Is it “wrong” to look at the homes people need to live in using the language of financial investments? Maybe, but it’s reality. This is why prices are so high in the global cities I listed: property there is being treated (and priced) as a financial asset, not a place to live. (Go to secondary and tertiary areas where houses are priced as homes instead, and you’ll see that affordability looks totally different.)

Investors will pay more for a property when debt is cheap and the alternatives are unappealing. And owner-occupiers? They can afford to take out bigger mortgages because the rates are so low, which keeps the costs of ongoing ownership affordable even though nominal prices are high.
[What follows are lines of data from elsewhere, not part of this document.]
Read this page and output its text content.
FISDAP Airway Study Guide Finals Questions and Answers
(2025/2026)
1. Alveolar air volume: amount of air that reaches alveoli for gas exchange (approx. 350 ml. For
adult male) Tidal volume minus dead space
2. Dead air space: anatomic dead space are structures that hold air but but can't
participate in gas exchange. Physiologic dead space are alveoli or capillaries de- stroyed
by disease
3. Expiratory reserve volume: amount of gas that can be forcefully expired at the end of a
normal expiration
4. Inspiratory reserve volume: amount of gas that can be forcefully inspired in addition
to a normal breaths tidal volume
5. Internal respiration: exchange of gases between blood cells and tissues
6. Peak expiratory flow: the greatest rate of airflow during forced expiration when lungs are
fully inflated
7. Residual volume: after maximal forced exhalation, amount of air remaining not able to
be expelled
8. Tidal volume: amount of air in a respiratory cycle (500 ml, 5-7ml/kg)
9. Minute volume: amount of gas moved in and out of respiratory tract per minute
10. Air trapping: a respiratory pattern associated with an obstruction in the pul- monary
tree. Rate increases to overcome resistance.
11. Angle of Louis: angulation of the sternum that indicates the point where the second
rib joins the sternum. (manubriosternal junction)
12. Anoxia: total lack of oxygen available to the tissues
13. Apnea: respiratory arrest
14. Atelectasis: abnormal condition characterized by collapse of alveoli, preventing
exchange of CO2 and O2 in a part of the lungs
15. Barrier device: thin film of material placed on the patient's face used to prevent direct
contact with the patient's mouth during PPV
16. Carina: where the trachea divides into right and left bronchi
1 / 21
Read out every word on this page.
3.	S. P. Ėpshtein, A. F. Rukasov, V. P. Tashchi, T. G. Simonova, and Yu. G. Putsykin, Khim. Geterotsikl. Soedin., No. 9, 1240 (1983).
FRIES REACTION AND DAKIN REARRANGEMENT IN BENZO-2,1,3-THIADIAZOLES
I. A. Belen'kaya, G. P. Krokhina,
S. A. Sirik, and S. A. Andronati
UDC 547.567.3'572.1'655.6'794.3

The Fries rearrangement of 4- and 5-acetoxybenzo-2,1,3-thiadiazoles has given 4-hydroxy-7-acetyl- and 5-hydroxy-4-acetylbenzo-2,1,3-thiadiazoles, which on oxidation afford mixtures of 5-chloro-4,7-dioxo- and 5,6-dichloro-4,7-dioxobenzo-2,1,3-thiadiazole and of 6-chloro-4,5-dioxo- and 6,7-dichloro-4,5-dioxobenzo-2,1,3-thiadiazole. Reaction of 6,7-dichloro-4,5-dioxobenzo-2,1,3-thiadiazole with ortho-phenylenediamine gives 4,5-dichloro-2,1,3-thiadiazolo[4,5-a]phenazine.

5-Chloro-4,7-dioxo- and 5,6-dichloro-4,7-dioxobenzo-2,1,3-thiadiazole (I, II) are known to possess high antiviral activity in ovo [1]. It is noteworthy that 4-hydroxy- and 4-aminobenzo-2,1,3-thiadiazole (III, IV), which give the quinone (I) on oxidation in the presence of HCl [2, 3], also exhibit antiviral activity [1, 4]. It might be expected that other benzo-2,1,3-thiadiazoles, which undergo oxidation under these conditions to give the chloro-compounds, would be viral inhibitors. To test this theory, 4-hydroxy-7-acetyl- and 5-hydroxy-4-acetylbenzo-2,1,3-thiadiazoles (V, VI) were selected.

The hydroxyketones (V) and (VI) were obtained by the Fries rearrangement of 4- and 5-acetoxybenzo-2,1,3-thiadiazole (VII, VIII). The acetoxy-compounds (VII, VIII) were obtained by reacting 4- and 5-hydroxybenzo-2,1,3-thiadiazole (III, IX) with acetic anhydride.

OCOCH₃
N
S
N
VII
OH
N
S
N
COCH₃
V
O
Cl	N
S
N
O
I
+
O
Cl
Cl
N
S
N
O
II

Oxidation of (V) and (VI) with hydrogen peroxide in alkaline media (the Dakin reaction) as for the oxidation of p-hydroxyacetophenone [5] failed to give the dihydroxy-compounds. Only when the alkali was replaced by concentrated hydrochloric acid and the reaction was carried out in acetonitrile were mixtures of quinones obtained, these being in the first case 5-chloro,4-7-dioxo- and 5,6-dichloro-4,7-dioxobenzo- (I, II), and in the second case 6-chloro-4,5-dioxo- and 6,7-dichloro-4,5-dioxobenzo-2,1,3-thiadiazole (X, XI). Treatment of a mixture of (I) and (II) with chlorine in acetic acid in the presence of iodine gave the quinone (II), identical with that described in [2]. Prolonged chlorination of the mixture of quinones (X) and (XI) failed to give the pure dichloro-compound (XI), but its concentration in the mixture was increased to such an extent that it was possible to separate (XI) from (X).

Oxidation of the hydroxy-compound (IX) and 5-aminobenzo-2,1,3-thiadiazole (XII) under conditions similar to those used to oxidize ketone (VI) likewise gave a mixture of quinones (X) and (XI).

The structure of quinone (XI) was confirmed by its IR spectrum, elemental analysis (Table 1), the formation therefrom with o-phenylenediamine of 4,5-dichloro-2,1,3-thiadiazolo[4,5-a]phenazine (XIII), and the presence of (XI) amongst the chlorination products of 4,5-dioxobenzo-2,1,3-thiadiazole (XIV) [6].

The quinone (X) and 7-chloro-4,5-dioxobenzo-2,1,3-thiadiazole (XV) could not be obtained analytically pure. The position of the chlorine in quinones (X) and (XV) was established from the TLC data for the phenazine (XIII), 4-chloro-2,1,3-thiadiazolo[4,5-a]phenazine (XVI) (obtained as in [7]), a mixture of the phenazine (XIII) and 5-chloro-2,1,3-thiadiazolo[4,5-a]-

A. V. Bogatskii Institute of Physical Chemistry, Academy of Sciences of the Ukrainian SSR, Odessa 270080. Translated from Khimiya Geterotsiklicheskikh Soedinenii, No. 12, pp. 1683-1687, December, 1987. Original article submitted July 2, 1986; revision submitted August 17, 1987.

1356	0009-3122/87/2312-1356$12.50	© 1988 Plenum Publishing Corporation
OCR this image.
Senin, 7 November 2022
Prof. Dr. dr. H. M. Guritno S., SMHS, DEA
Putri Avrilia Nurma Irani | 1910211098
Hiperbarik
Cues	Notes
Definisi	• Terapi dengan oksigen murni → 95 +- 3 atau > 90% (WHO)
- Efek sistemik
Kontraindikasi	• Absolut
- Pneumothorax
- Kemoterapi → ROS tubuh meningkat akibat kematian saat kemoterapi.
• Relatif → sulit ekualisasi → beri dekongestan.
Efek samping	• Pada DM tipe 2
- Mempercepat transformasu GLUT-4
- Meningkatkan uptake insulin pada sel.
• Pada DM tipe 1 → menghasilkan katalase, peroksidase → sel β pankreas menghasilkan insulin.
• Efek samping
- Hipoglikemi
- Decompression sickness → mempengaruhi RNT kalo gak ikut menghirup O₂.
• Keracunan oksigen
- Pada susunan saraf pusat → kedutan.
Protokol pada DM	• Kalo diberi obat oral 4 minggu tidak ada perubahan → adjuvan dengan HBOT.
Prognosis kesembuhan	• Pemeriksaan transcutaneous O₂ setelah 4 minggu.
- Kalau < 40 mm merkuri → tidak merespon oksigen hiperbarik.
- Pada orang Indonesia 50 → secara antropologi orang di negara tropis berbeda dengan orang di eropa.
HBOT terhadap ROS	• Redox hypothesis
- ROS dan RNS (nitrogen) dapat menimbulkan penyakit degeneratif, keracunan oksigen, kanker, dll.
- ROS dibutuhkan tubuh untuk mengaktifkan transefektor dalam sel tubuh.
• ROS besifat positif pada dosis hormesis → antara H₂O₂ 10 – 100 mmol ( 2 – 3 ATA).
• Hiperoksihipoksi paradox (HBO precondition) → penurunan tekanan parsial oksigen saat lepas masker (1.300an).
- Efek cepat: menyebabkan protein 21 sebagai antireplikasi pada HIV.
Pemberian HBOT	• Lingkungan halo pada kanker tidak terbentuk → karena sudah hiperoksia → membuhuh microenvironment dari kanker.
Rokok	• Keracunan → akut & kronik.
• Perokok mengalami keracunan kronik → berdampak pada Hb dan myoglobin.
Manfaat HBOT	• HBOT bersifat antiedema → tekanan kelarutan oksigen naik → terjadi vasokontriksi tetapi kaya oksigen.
So when you look at it this way, are property prices “in a bubble”? No, because a bubble is irrational – and the reasons for prices being historically high are entirely rational, and can be explained by low interest rates.

So how does the crash happen?

If low rates are the cause of high prices, clearly higher rates will be the cause of prices falling. So when will that happen?

There’s a school of thought that says “never”. The Bank of England and the Federal Reserve in the US have stated that interest rates are going to stay very low for a very long time. If you look at the trend line going back to the 14th century, interest rates have persistently been falling: the drop in rates since 2009 has been a reversion to the long-term trend, so future rates might go permanently negative.

But if interest rates do increase, the cause will be inflation. At the moment inflation is 0.7%, which is lower than the Bank of England would like. However, if inflation does take off and become higher than they’d like, the way to damp it back down is to raise interest rates.

What could cause inflation to take off? Well, printing an extra £300 billion in a couple of months might contribute to it. Actually it probably won’t, because the countervailing deflationary pressures are so strong, the economy is so weak and the mechanism means it won’t directly feed into consumer prices – but if they keep at it, surely at some point it will.

So for me, that’s currently the most plausible explanation for how the next crash will happen:

  • The government will keep printing money in an attempt to boost GDP and keep inflation close to its 2% target.
  • Eventually, they’ll over-shoot and inflation will start getting out of control.
  • The Bank of England will increase interest rates to bring inflation back down, which will cause the price of all assets (including property) to fall.

But when?

If my logic is correct that’s great and all, but it doesn’t really help us with the all-important “when?” question.

It does, however, tell us that the answer is “not yet”. If interest rates stay where they are and there’s no generalised crisis of confidence in the financial markets, I don’t see a factor that will produce more than a slight decline.

It also tells us that the answer is likely to be “when you least expect it”. Bubbles burst when there’s some trigger for everyone suddenly stopping and going “hang on: this is crazy”. The trigger for everyone starting to think that way might be the mechanism I described, or it might be something completely out-of-the-blue.

But now? Well, if everyone is anticipating a crash now, it almost by definition won’t happen. Although if it does, feel free to blame me.